Виктор осматривался вокруг. Слева, над головой, над газетным столиком у самой стены, выскочила и прокуковала деревянная кукушка. А почти напротив лежали на белой скатерти крепкие, загорелые, с лиловатыми прожилками кисти рук. Это вон та из них сегодня мягко сжимала Виктору пальцы…
Толстой слушал тихо говорящего гостя, уже поев и откинувшись к спинке стула, глядя в пространство между головами сидящих по ту сторону стола — словно светлым острым лучом буравил стену, вторую и уходил — от шепота, смеха. Знакомое по портретам лицо лепилось объемно, в грубой «скульптурной» мощи, менялись его выражения, набегая изнутри волнами то омраченности, то просветления. Некоторых из сгрудившихся вокруг него людей Татьяна Львовна уже назвала: вон тот, с бледным, круглым, но каким-то опавшим лицом, удлиненным бородкой, — это Павел Бирюков, по-домашнему «Поша»; человек он милый и веселый, петь любит и Льва Николаевича любит очень, он из самых ближних, и Евгений Иванович Петров — тоже.
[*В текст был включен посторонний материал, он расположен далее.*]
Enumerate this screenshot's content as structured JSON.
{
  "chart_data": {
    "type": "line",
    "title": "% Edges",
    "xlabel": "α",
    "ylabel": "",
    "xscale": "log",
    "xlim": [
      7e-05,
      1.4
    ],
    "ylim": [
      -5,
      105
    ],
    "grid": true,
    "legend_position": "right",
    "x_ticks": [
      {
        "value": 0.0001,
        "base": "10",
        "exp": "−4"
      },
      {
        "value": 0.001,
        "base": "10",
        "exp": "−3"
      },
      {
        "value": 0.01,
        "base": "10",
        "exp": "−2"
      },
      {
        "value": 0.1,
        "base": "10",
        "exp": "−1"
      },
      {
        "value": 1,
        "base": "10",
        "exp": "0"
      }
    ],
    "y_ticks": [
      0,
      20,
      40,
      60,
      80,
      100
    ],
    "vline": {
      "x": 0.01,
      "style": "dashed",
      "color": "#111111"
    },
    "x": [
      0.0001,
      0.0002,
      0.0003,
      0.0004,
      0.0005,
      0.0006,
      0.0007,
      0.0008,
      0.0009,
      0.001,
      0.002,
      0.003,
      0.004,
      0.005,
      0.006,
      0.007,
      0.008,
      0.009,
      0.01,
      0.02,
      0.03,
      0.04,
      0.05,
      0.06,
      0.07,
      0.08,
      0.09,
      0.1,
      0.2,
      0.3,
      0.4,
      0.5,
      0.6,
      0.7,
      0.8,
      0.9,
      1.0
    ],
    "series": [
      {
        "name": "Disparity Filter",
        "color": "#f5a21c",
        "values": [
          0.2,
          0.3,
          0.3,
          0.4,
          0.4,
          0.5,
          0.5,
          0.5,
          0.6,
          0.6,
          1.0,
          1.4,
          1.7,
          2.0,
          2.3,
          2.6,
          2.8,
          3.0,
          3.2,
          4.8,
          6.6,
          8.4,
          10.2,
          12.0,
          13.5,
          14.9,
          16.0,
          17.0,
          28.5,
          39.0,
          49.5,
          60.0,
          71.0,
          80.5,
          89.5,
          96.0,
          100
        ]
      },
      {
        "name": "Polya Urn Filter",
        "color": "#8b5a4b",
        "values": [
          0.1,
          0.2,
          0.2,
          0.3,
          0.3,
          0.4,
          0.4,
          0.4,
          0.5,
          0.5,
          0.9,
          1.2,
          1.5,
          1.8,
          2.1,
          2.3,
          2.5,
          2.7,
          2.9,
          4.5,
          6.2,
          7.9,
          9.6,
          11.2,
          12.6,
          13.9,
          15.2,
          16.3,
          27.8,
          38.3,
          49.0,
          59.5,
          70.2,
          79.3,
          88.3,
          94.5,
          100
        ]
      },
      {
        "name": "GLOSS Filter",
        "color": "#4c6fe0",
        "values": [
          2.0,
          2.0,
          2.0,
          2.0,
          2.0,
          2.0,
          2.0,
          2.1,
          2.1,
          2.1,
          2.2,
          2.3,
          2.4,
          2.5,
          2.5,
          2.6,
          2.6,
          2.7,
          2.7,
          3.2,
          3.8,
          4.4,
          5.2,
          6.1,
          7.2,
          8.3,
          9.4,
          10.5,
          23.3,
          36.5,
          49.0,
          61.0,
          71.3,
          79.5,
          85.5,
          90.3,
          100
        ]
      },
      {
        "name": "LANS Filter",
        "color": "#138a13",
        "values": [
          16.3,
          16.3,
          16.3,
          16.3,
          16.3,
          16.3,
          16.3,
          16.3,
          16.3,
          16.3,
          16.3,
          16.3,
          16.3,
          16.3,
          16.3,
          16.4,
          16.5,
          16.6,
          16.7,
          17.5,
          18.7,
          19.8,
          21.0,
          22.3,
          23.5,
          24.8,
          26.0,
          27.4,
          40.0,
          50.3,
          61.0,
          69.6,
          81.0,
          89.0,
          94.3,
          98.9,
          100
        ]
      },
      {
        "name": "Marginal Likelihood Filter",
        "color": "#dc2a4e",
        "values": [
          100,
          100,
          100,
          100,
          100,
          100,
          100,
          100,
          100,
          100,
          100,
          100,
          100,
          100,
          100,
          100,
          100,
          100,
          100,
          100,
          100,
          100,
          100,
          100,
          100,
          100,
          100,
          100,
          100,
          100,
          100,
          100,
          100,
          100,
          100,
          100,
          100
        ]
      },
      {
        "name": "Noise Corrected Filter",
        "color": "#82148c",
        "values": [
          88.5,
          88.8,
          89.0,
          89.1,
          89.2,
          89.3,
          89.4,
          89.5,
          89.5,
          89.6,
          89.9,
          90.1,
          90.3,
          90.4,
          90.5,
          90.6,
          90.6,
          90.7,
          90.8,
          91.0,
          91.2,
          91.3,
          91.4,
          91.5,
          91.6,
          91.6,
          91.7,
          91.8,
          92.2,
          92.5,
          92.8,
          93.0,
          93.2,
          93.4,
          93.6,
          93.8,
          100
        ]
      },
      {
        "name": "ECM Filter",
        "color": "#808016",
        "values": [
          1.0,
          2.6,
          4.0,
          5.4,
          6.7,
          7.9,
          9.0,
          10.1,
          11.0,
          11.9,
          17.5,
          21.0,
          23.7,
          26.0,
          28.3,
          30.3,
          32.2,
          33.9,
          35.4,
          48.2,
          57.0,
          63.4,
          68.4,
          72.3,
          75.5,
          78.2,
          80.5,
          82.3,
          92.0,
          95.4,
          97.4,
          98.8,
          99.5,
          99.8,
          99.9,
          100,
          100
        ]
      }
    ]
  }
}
Оба много занимаются издательскими делами в «Посреднике». Татьяна Львовна теперь объяснила подробнее, что папá давно обдумывает, как бы издать для народа акварельные копии самых знаменитых картин. Но он хотел бы еще посоветоваться с кем-то из мастеров, и надо будет им тоже обсудить все с самим Львом Николаевичем: кто за какую копию возьмется. Вот почему придется им покороче познакомиться хоть с тем же «Пошей» — Павлом Ивановичем, добавила Татьяна Львовна.
И снова щелкнуло: звучно выскочила кукушка. И пришла пора откланяться и нырять в звездно-морозную темь, в ту самую, непонятно почему безмолвную тишину обратного их пути, где попытки разговора, горячее дыхание перекрывались резким скрипом шагов.
Да и где было тогда знать им то неладное и непростое, что таилось от всех под гостеприимно распахнутым кровом дома № 15 по Хамовническому переулку, куда не раз будут они приходить вместе, порознь и даже — в одиночку…
Но смутные догадки, разговоры и споры были впереди. Тогда же подбирался ко двору февраль нового, 94-го, и волнующие всех визиты в Хамовники на время прекратились: в начале 20-х чисел января Толстые собрались и уехали в Ясную Поляну.
А тут Ге!.. Не загадочно-недоступное величие со спокойно-мягким обхождением — весь как озарение, как праздник! Быстр и красив в налетах и отлетах, словно вольно снимающаяся с места птица, а как прилетит — скор на «песню» — на звучную мысль, схватывающую молодые души восторгом. И даже Репин назовет то удивительное настроение, какое приносил и оставлял после себя «перелетный» Ге, — особым, «высоконравственным весельем»…
И не уследишь за стариком. Ведь вот даже зорко глядевшие Бакал и Сулержицкий проморгали. Оба они — киевляне (первый даже родственник будто бы Николаю Николаевичу), оба недавно навестили далекий хутор Плиски и доложили, что завершается там картина, над замыслом которой художник бился десять лет, и по сравнению с ней прежние работы Ге — ничто. Ведь еще в начале января и сам Ге писал Татьяне Львовне Толстой, что ходит около картины своей, как кот около сала, и живет предвкушением встречи: «Всем… в Школе передайте мой поклон, скоро увидимся и потолкуем о дорогом нам искусстве». Могли бы и сами насторожиться: Масленица подошла, а с ней большая — уже не училищная — выставочная суматоха, в путь-дорогу в Петербург собрались передвижники. Но Татьяна Львовна, похоже, ничего им не передала — и вышла полная неожиданность! Поутру примчался в классы взволнованный Ипполит (Виктор знал, что с легкой руки Ге к Бакалу прилипло прозвище Бакан — название красной краски) и сообщил, что Ге с 11 февраля в Москве: третий день как привезен сюда из Ясной семейством Толстых, что картина его «Распятие» выставлена будет пока тайно. Разведал уже — где: на Долгоруковской, в Бутырках — в гончарной мастерской Саввы Ивановича Мамонтова. Сразу стали вспоминать последнее московское свидание с Ге. И Виктор принялся расспрашивать, как год назад на квартире у Рязанского вокзала беседовал Николай Николаевич с их братией. Ведь почти одновременно, в ту же пору, слушали Ге в академии на Неве ученики чистяковской мастерской. Интересно было сопоставить, что говорил Ге там и здесь, в этой «Рязанской коммуне», где Виктору и побывать толком не пришлось. Помнил он потом смутно галдеж и вокзальную толчею на Каланчевке, а за углом, в тихих переулках — старые желтые дома в грязных пятнах, с инеем на стенах, белый дым морозного дня, ветки деревьев, как под наростами белых кораллов.